The survey’s manufacturing employment gauge rose to 52.6 from 51.7 in December. That raises hope for a rebound in hiring this month after the economy shed jobs in December for the first time in eight months. According to a Reuters poll of economists, the government’s employment report on Friday is likely to show nonfarm payrolls increased by 50,000 jobs in January.
Job losses have been disproportionately in the services industry.
“The structural mismatch between those who are out-of-work, primarily service workers, and those looking to hire, manufacturers, is a key reason why our forecast shows a more gradual jobs recovery than an otherwise robust rebound in output would suggest,” said Sarah House, a senior economist at Wells Fargo Securities in Charlotte, North Carolina.
Bottlenecks in the supply chain worsened, with suppliers struggling to meet factory needs.
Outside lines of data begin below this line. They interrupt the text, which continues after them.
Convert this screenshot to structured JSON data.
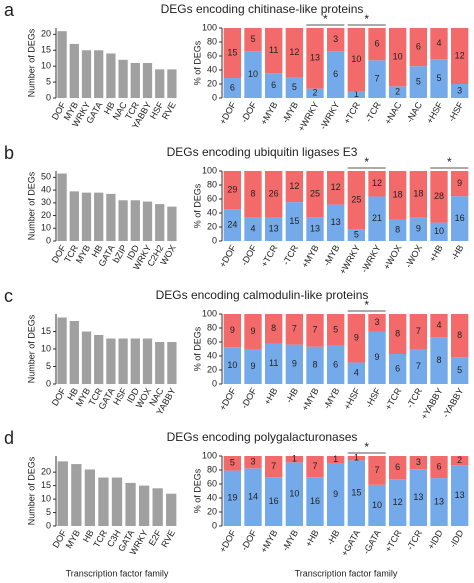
{
  "panels": [
    {
      "label": "a",
      "title": "DEGs encoding chitinase-like proteins"
    },
    {
      "label": "b",
      "title": "DEGs encoding ubiquitin ligases E3"
    },
    {
      "label": "c",
      "title": "DEGs encoding calmodulin-like proteins"
    },
    {
      "label": "d",
      "title": "DEGs encoding polygalacturonases"
    }
  ],
  "chart_data": [
    {
      "type": "bar",
      "ylabel": "Number of DEGs",
      "color": "#a0a0a0",
      "categories": [
        "DOF",
        "MYB",
        "WRKY",
        "GATA",
        "HB",
        "NAC",
        "TCR",
        "YABBY",
        "HSF",
        "RVE"
      ],
      "values": [
        21,
        17,
        15,
        15,
        14,
        12,
        11,
        11,
        9,
        9
      ],
      "ylim": [
        0,
        22
      ],
      "yticks": [
        0,
        5,
        10,
        15,
        20
      ]
    },
    {
      "type": "stacked_percent",
      "ylabel": "% of DEGs",
      "categories": [
        "+DOF",
        "-DOF",
        "+MYB",
        "-MYB",
        "+WRKY",
        "-WRKY",
        "+TCR",
        "-TCR",
        "+NAC",
        "-NAC",
        "+HSF",
        "-HSF"
      ],
      "series": [
        {
          "color": "#75aaea",
          "values": [
            6,
            10,
            6,
            5,
            2,
            6,
            1,
            7,
            2,
            5,
            5,
            3
          ]
        },
        {
          "color": "#f36a6a",
          "values": [
            15,
            5,
            11,
            12,
            13,
            3,
            10,
            6,
            10,
            6,
            4,
            12
          ]
        }
      ],
      "ylim": [
        0,
        100
      ],
      "yticks": [
        0,
        20,
        40,
        60,
        80,
        100
      ],
      "annotations": [
        {
          "text": "*",
          "categories": [
            "+WRKY",
            "-WRKY"
          ]
        },
        {
          "text": "*",
          "categories": [
            "+TCR",
            "-TCR"
          ]
        }
      ]
    },
    {
      "type": "bar",
      "ylabel": "Number of DEGs",
      "color": "#a0a0a0",
      "categories": [
        "DOF",
        "TCR",
        "MYB",
        "HB",
        "GATA",
        "bZIP",
        "IDD",
        "WRKY",
        "C2H2",
        "WOX"
      ],
      "values": [
        53,
        39,
        38,
        38,
        37,
        32,
        32,
        31,
        29,
        27
      ],
      "ylim": [
        0,
        55
      ],
      "yticks": [
        0,
        10,
        20,
        30,
        40,
        50
      ]
    },
    {
      "type": "stacked_percent",
      "ylabel": "% of DEGs",
      "categories": [
        "+DOF",
        "-DOF",
        "+TCR",
        "-TCR",
        "+MYB",
        "-MYB",
        "+WRKY",
        "-WRKY",
        "+WOX",
        "-WOX",
        "+HB",
        "-HB"
      ],
      "series": [
        {
          "color": "#75aaea",
          "values": [
            24,
            4,
            13,
            15,
            13,
            13,
            5,
            21,
            8,
            9,
            10,
            16
          ]
        },
        {
          "color": "#f36a6a",
          "values": [
            29,
            8,
            26,
            12,
            25,
            12,
            25,
            12,
            18,
            18,
            28,
            9
          ]
        }
      ],
      "ylim": [
        0,
        100
      ],
      "yticks": [
        0,
        20,
        40,
        60,
        80,
        100
      ],
      "annotations": [
        {
          "text": "*",
          "categories": [
            "+WRKY",
            "-WRKY"
          ]
        },
        {
          "text": "*",
          "categories": [
            "+HB",
            "-HB"
          ]
        }
      ]
    },
    {
      "type": "bar",
      "ylabel": "Number of DEGs",
      "color": "#a0a0a0",
      "categories": [
        "DOF",
        "HB",
        "MYB",
        "TCR",
        "GATA",
        "HSF",
        "IDD",
        "WOX",
        "NAC",
        "YABBY"
      ],
      "values": [
        19,
        18,
        15,
        14,
        13,
        13,
        13,
        13,
        12,
        12
      ],
      "ylim": [
        0,
        20
      ],
      "yticks": [
        0,
        5,
        10,
        15
      ]
    },
    {
      "type": "stacked_percent",
      "ylabel": "% of DEGs",
      "categories": [
        "+DOF",
        "-DOF",
        "+HB",
        "-HB",
        "+MYB",
        "-MYB",
        "+HSF",
        "-HSF",
        "+TCR",
        "-TCR",
        "+YABBY",
        "-YABBY"
      ],
      "series": [
        {
          "color": "#75aaea",
          "values": [
            10,
            9,
            11,
            9,
            8,
            6,
            4,
            9,
            6,
            7,
            8,
            5
          ]
        },
        {
          "color": "#f36a6a",
          "values": [
            9,
            9,
            8,
            7,
            7,
            5,
            9,
            3,
            8,
            7,
            4,
            8
          ]
        }
      ],
      "ylim": [
        0,
        100
      ],
      "yticks": [
        0,
        20,
        40,
        60,
        80,
        100
      ],
      "annotations": [
        {
          "text": "*",
          "categories": [
            "+HSF",
            "-HSF"
          ]
        }
      ]
    },
    {
      "type": "bar",
      "ylabel": "Number of DEGs",
      "xlabel": "Transcription factor family",
      "color": "#a0a0a0",
      "categories": [
        "DOF",
        "MYB",
        "HB",
        "TCR",
        "C3H",
        "GATA",
        "WRKY",
        "E2F",
        "RVE"
      ],
      "values": [
        24,
        23,
        21,
        18,
        18,
        16,
        15,
        14,
        12
      ],
      "ylim": [
        0,
        26
      ],
      "yticks": [
        0,
        5,
        10,
        15,
        20
      ]
    },
    {
      "type": "stacked_percent",
      "ylabel": "% of DEGs",
      "xlabel": "Transcription factor family",
      "categories": [
        "+DOF",
        "-DOF",
        "+MYB",
        "-MYB",
        "+HB",
        "-HB",
        "+GATA",
        "-GATA",
        "+TCR",
        "-TCR",
        "+IDD",
        "-IDD"
      ],
      "series": [
        {
          "color": "#75aaea",
          "values": [
            19,
            14,
            16,
            10,
            16,
            9,
            15,
            10,
            12,
            13,
            13,
            13
          ]
        },
        {
          "color": "#f36a6a",
          "values": [
            5,
            3,
            7,
            1,
            7,
            1,
            1,
            7,
            6,
            3,
            6,
            2
          ]
        }
      ],
      "ylim": [
        0,
        100
      ],
      "yticks": [
        0,
        20,
        40,
        60,
        80,
        100
      ],
      "annotations": [
        {
          "text": "*",
          "categories": [
            "+GATA",
            "-GATA"
          ]
        }
      ]
    }
  ]
}
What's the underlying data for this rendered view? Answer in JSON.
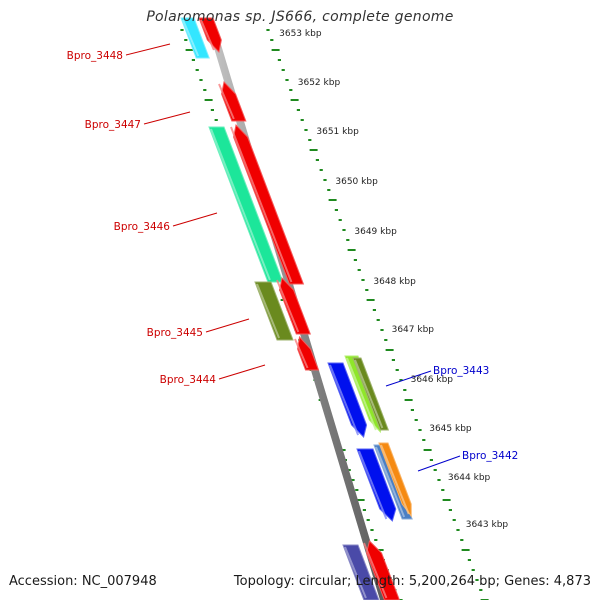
{
  "title": "Polaromonas sp. JS666, complete genome",
  "footer": {
    "accession": "Accession: NC_007948",
    "summary": "Topology: circular; Length: 5,200,264 bp; Genes: 4,873"
  },
  "colors": {
    "backbone": "#8c8c8c",
    "ruler": "#1f8a1f",
    "reverse_label": "#cc0000",
    "forward_label": "#0000cc"
  },
  "kbp_labels": [
    {
      "text": "3653 kbp",
      "kbp": 3653
    },
    {
      "text": "3652 kbp",
      "kbp": 3652
    },
    {
      "text": "3651 kbp",
      "kbp": 3651
    },
    {
      "text": "3650 kbp",
      "kbp": 3650
    },
    {
      "text": "3649 kbp",
      "kbp": 3649
    },
    {
      "text": "3648 kbp",
      "kbp": 3648
    },
    {
      "text": "3647 kbp",
      "kbp": 3647
    },
    {
      "text": "3646 kbp",
      "kbp": 3646
    },
    {
      "text": "3645 kbp",
      "kbp": 3645
    },
    {
      "text": "3644 kbp",
      "kbp": 3644
    },
    {
      "text": "3643 kbp",
      "kbp": 3643
    }
  ],
  "gene_labels": [
    {
      "text": "Bpro_3448",
      "strand": "reverse"
    },
    {
      "text": "Bpro_3447",
      "strand": "reverse"
    },
    {
      "text": "Bpro_3446",
      "strand": "reverse"
    },
    {
      "text": "Bpro_3445",
      "strand": "reverse"
    },
    {
      "text": "Bpro_3444",
      "strand": "reverse"
    },
    {
      "text": "Bpro_3443",
      "strand": "forward"
    },
    {
      "text": "Bpro_3442",
      "strand": "forward"
    }
  ],
  "features": [
    {
      "name": "cds-cyan",
      "color": "#33e6ff"
    },
    {
      "name": "cds-red-a",
      "color": "#f00000"
    },
    {
      "name": "cds-red-b",
      "color": "#f00000"
    },
    {
      "name": "cds-red-c",
      "color": "#f00000"
    },
    {
      "name": "cds-green",
      "color": "#1ce69a"
    },
    {
      "name": "cds-olive",
      "color": "#6a8a1e"
    },
    {
      "name": "cds-red-d",
      "color": "#f00000"
    },
    {
      "name": "cds-red-e",
      "color": "#f00000"
    },
    {
      "name": "cds-blue-a",
      "color": "#0010ee"
    },
    {
      "name": "cds-lime",
      "color": "#8fe62a"
    },
    {
      "name": "cds-olive-b",
      "color": "#6a8a1e"
    },
    {
      "name": "cds-blue-b",
      "color": "#0010ee"
    },
    {
      "name": "cds-steel",
      "color": "#4a7fc4"
    },
    {
      "name": "cds-orange",
      "color": "#f58a12"
    },
    {
      "name": "cds-purple",
      "color": "#4a4aa8"
    },
    {
      "name": "cds-red-f",
      "color": "#f00000"
    }
  ]
}
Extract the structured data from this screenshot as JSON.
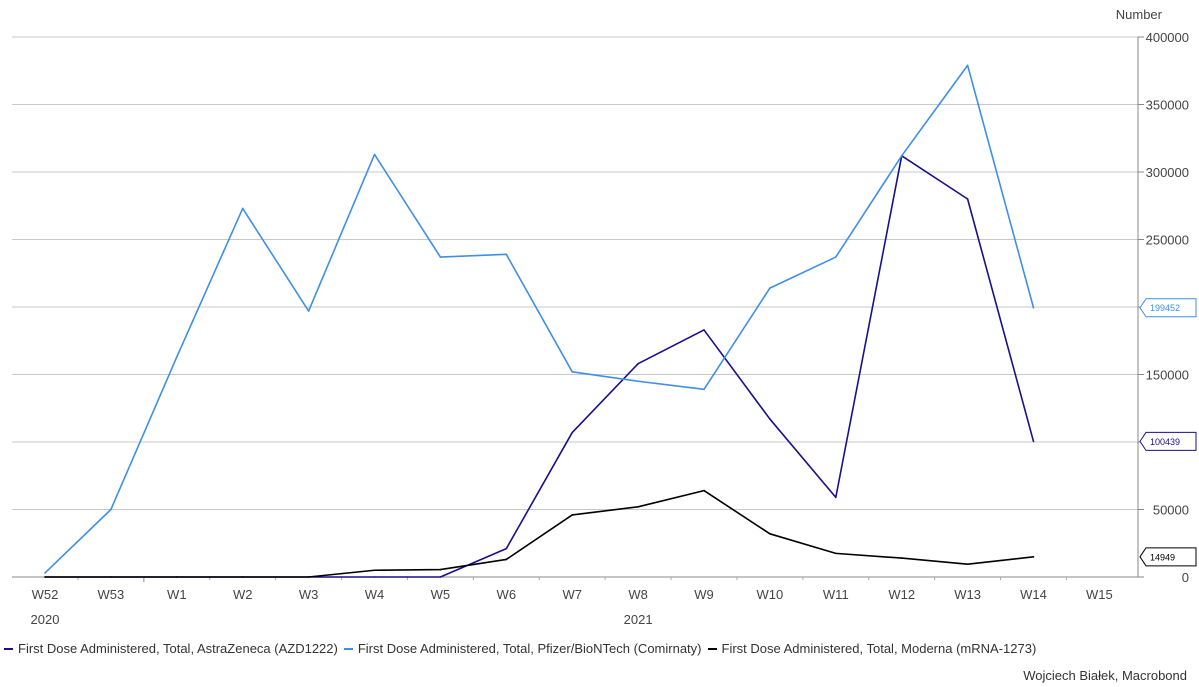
{
  "chart_data": {
    "type": "line",
    "ylabel": "Number",
    "categories": [
      "W52",
      "W53",
      "W1",
      "W2",
      "W3",
      "W4",
      "W5",
      "W6",
      "W7",
      "W8",
      "W9",
      "W10",
      "W11",
      "W12",
      "W13",
      "W14",
      "W15"
    ],
    "year_labels": [
      {
        "label": "2020",
        "under": "W52"
      },
      {
        "label": "2021",
        "under": "W8"
      }
    ],
    "ylim": [
      0,
      400000
    ],
    "yticks": [
      0,
      50000,
      100000,
      150000,
      200000,
      250000,
      300000,
      350000,
      400000
    ],
    "ytick_labels": [
      "0",
      "50000",
      "",
      "150000",
      "",
      "250000",
      "300000",
      "350000",
      "400000"
    ],
    "grid": true,
    "series": [
      {
        "name": "First Dose Administered, Total, AstraZeneca (AZD1222)",
        "color": "#1a0f8c",
        "values": [
          0,
          0,
          0,
          0,
          0,
          0,
          0,
          21000,
          107000,
          158000,
          183000,
          117000,
          59000,
          312000,
          280000,
          100439,
          null
        ],
        "end_label": "100439"
      },
      {
        "name": "First Dose Administered, Total, Pfizer/BioNTech (Comirnaty)",
        "color": "#3f8ee8",
        "values": [
          3000,
          50000,
          163000,
          273000,
          197000,
          313000,
          237000,
          239000,
          152000,
          145000,
          139000,
          214000,
          237000,
          312000,
          379000,
          199452,
          null
        ],
        "end_label": "199452"
      },
      {
        "name": "First Dose Administered, Total, Moderna (mRNA-1273)",
        "color": "#000000",
        "values": [
          0,
          0,
          0,
          0,
          0,
          5000,
          5500,
          13000,
          46000,
          52000,
          64000,
          32000,
          17500,
          14000,
          9500,
          14949,
          null
        ],
        "end_label": "14949"
      }
    ]
  },
  "credit": "Wojciech Białek, Macrobond"
}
That drove costs for manufacturers even higher. The survey’s prices paid index jumped to a reading of 82.1 last month, the highest since April 2011, from 77.6 in December. Coming in the wake of recent data showing a rise in consumer prices and labor costs, it supports predictions of a pickup in inflation in the coming months.
“It could be interpreted as a sign that inflation pressures are becoming a broader issue for the economy,” said James Knightley, chief international economist at ING in New York. “While we think it is too early to be especially concerned, we do predict that headline inflation will rise above 3% and core inflation above 2.5% in coming quarters.”
But high unemployment could limit manufacturers’ ability to raise prices. Employment is still 10 million jobs below the pre-pandemic peak.